Ein früherer Picker, 49 Jahre alt

Ich habe 2011 sechs Wochen lang in der Vorweihnachtszeit für Amazon gearbeitet, während der absoluten Hochsaison, und im vergangenen Jahr noch einmal eine Woche lang. Ich habe studiert und lange in der Kulturbranche im Ausland gearbeitet. Seit ich vor ein paar Jahren nach Deutschland zurückkam, suche ich hier eine feste Stelle. Aber mit 49 ist das nicht so einfach. Ich hangle mich von Job zu Job.

Bei Amazon war ich Picker. Ich ging durchs Lager und sammelte die bestellten Waren ein. Als Picker trägt man einen Scanner bei sich, der einem alles vorgibt: das nächste Produkt, und wo man es findet. Selbst die Wege, die man durch diese riesigen Lagerhallen nimmt, sind genau vorgeschrieben. So wird man quasi zur Verlängerung der Maschine. Das Einzige, was die Schichtführer interessiert, ist, dass man schnell ist und sein Soll erfüllt.

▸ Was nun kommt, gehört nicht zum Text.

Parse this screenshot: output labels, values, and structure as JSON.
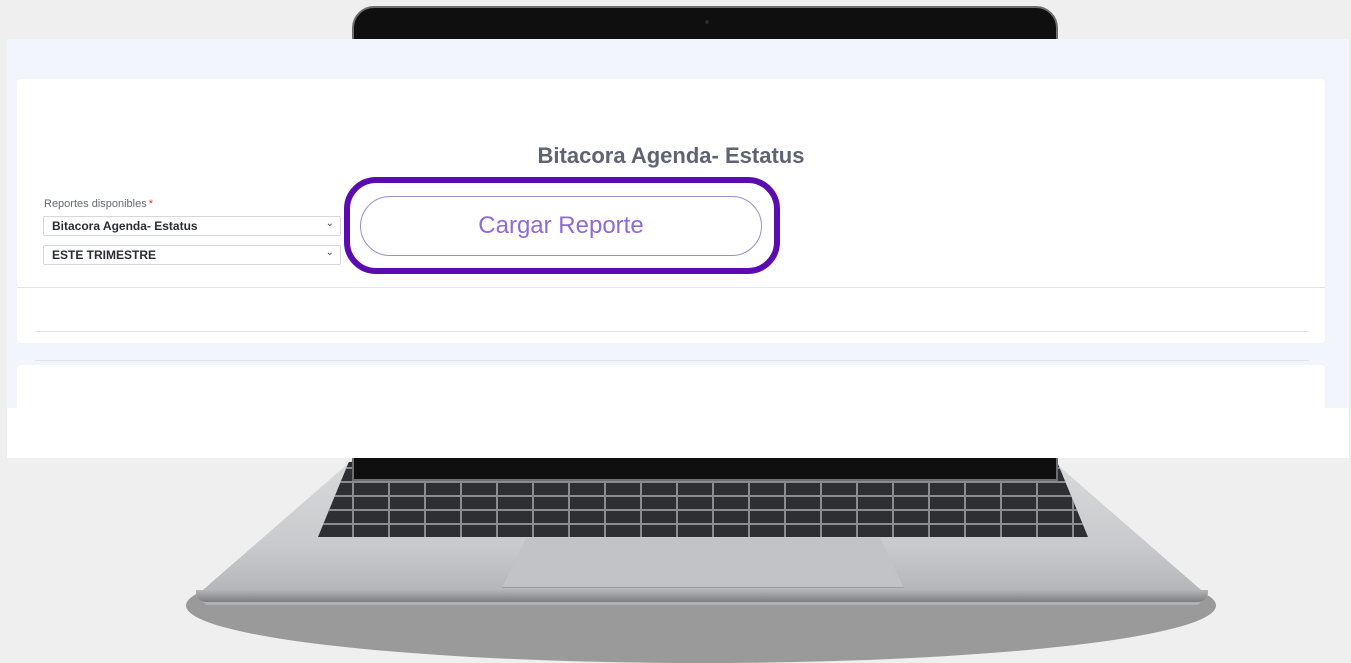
{
  "report": {
    "title": "Bitacora Agenda- Estatus",
    "field_label": "Reportes disponibles",
    "required_mark": "*",
    "selected_report": "Bitacora Agenda- Estatus",
    "selected_period": "ESTE TRIMESTRE",
    "load_button_label": "Cargar Reporte"
  },
  "icons": {
    "report_chevron": "chevron-down-icon",
    "period_chevron": "chevron-down-icon"
  },
  "colors": {
    "highlight": "#5a0cb0",
    "button_text": "#8f6ad8",
    "title_text": "#5f6373",
    "required": "#e0333a"
  }
}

Vor Schichtbeginn mussten wir uns versammeln, dann haben unsere Chefs uns auf die amerikanische Art eingeheizt. Wir bekamen Sicherheitshinweise, es wurde betont, wie wichtig unsere Arbeitskraft sei. Vor Weihnachten wurden immer wieder irgendwelche angeblichen Rekorde anderer Standorte oder Schichten bekannt gegeben. Dann sagte man uns, dass wir da mithalten müssten. Ein Spruch des Schichtführers war: Schließlich spielen wir in der Champions League! So bezahlt wurden wir aber nicht. Irgendwann habe ich mir diese Motivationsrunden nicht mehr angetan.

Schon auf dem Rekrutierungs-Event der Arbeitsagentur, bei dem ich eingestellt wurde, mussten wir Bewerber uns einen Werbefilm über Amazon anschauen, der die tollen Leistungen des Distributions-Gurus Jeff Bezos pries. Ich schätze, dass an diesem Tag bis zu 500 Leute rekrutiert wurden. Wer ausgewählt wurde, hatte nur wenige Minuten Zeit, um sich für oder gegen den Arbeitsvertrag zu entscheiden. Viele sprachen nur schlecht Deutsch.

Die Leiharbeiter kamen vor allem aus Osteuropa. Von denen hab ich aber nicht so viel mitbekommen. Sie wurden mit Bussen zum Arbeitsplatz gebracht und von der Sicherheitsfirma streng kontrolliert. Sie blieben unter sich.

Letztlich macht bei Amazon jeder sein Ding. Das Einzige, was zählt, ist die Performance, die in meinem Fall an den Picks gemessen wurde. Effektivität, Effizienz, Produktivität und Rentabilität gehen allem anderen vor! Konstruktive Kritik ist nicht erwünscht. Dabei ist nach außen hin alles locker und cool, zum Beispiel mussten wir immer alle duzen. Aber man spürt überall den Druck. Ich glaube nicht, dass sich daran jetzt etwas ändern wird.

In den sechs Wochen bei Amazon hat man nur ganz wenige freie Tage. Einmal habe ich 17 Tage durchgearbeitet. Ich bin ein ausdauernder Läufer, aber weil ich gezwungen war, ungeeignete Werkschuhe zu tragen, waren meine Füße danach ganz wund.

Ich wäre – als einer der wenigen – zeitlich befristet übernommen worden. Aber ich wollte nicht. Die Arbeit als rigide überwachter Systemknecht war für mich schwer erträglich. Für Kunden ist Amazon wie ein Paradies. Den Preis zahlen die Mitarbeiter. Dazubleiben war für mich nie eine Option. Das lag aber weniger an den körperlichen Strapazen, sondern an der heuchlerischen Kommunikation und dem völlig indiskutablen Betriebsklima.

Schon damals haben ver.di und Kirchenleute vor dem Eingang zum Amazon-Gelände Handzettel verteilt. Aber die meisten Kollegen haben sie einfach weggeworfen. Es war paradox. Viele der Arbeiter kaufen selbst bei Amazon, und im Job haben sie alles mitgemacht. Aber nach Feierabend haben sie immer über den Laden hergezogen. Meine Erfahrungen bereue ich trotzdem nicht. Ich kann die Arbeit bei Amazon nur jedem empfehlen, der etwas über unser Wirtschaftswunder erfahren will.

Anmerkung der Redaktion: Die beiden früheren Mitarbeiter von Amazon wollten anonym bleiben. Wir haben deshalb darauf verzichtet, ihre Namen zu veröffentlichen.